Bioéthique, l’affaire de tous

Les lycéens, acteurs de la bioéthique

Un jeu de rôles, drôle d’idée pour débattre de la bioéthique ! Pourtant c’est ce qu’a entrepris avec succès, auprès des lycéens de la région, Alain de Broca, responsable de l’organisation des États généraux de la bioéthique en Picardie. Pour mieux comprendre comment la région Hauts-de-France a organisé les États généraux de la bioéthique, nous avons interrogé Alain de Broca, responsable de l’organisation de ceux-ci en Picardie, membre de l’espace de réflexion Éthique Picardie et cofondateur de la revue Éthique et Santé. Il s’est rendu notamment dans les lycées et a utilisé une méthode de jeux de rôle pour dynamiser le débat.
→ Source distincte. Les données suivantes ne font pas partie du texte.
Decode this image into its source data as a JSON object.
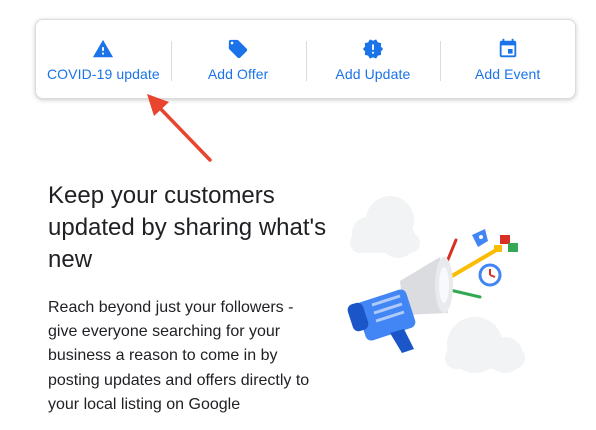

Nord Êka ! : Pour l’organisation des États généraux de la bioéthique en Picardie, vous vous êtes rendus dans des lycées pour des débats. Pourriez-vous nous expliquer pourquoi ?

Alain de Broca : Est-ce original d’aller dans les lycées ? On va dire que non : le lycée est un lieu d’apprentissage et de discussion. Même si aujourd’hui l’éducation nationale a peu le temps de laisser des moments de réflexion dans le sens interactif entre les jeunes. Ce que certains lycées nous ont permis de faire c’est de donner du temps aux étudiants pour travailler sur une question avec leurs professeurs de philosophie, de littérature, de physique, ou encore de Sciences de la Vie et de la Terre.

Nord Êka ! : Le fait que les citoyens auxquels vous vous adressez n’aient pas encore le droit de vote vous semble-t-il un frein à l’organisation de vos débats ?

Alain de Broca : La démocratie peut exister dès lors que les gens peuvent penser. On ne peut pas apprendre à penser à 18 ans d’un seul coup. Si nous ne savons penser qu’en accumulant des connaissances, Wikipédia ferait mieux que nous. Etant spécialiste du développement de l’Homme et de l’Enfant en particulier, je peux vous dire que nous nous construisons entre 0 et 7 ans. Vous réagissez aujourd’hui par rapport à toutes les racines que vous avez pu construire durant votre enfance. Vous me demandez pourquoi les lycées ? Je dirais pourquoi pas les collèges !

Nord Êka ! : Comment se déroule une séance bioéthique dans un lycée ?

Alain de Broca : Nous leur demandons de travailler un peu sur un sujet bioéthique sur lequel nous voulons d’avancer. En général, les élèves vont chercher dans des documents, sur Internet, dans des livres qui permettent de construire leur pensée. Ensuite ma collègue de l’espace de réflexion bioéthique régional et moi-même venons les rencontrer. Il y a 3-4 ans, nous répondions à leurs questions, maintenant nous avons mis en place une méthode innovante.

Alain de Broca : Quelle est cette méthode ?

Alain de Broca : C’est la méthode des prismes. Un prisme sépare les différents rayons de lumière, ici nous séparons différents niveaux de complexité. Nous l’appelons aussi la méthode BRDP pour Bénéfices Risques Dérives Possibles. Pour appréhender la complexité, il faut savoir et oser se déplacer, prendre du recul, comprendre que chacun ne connaît qu’une partie du problème.

Nord Êka ! : Comment faire des débats selon cette méthode ?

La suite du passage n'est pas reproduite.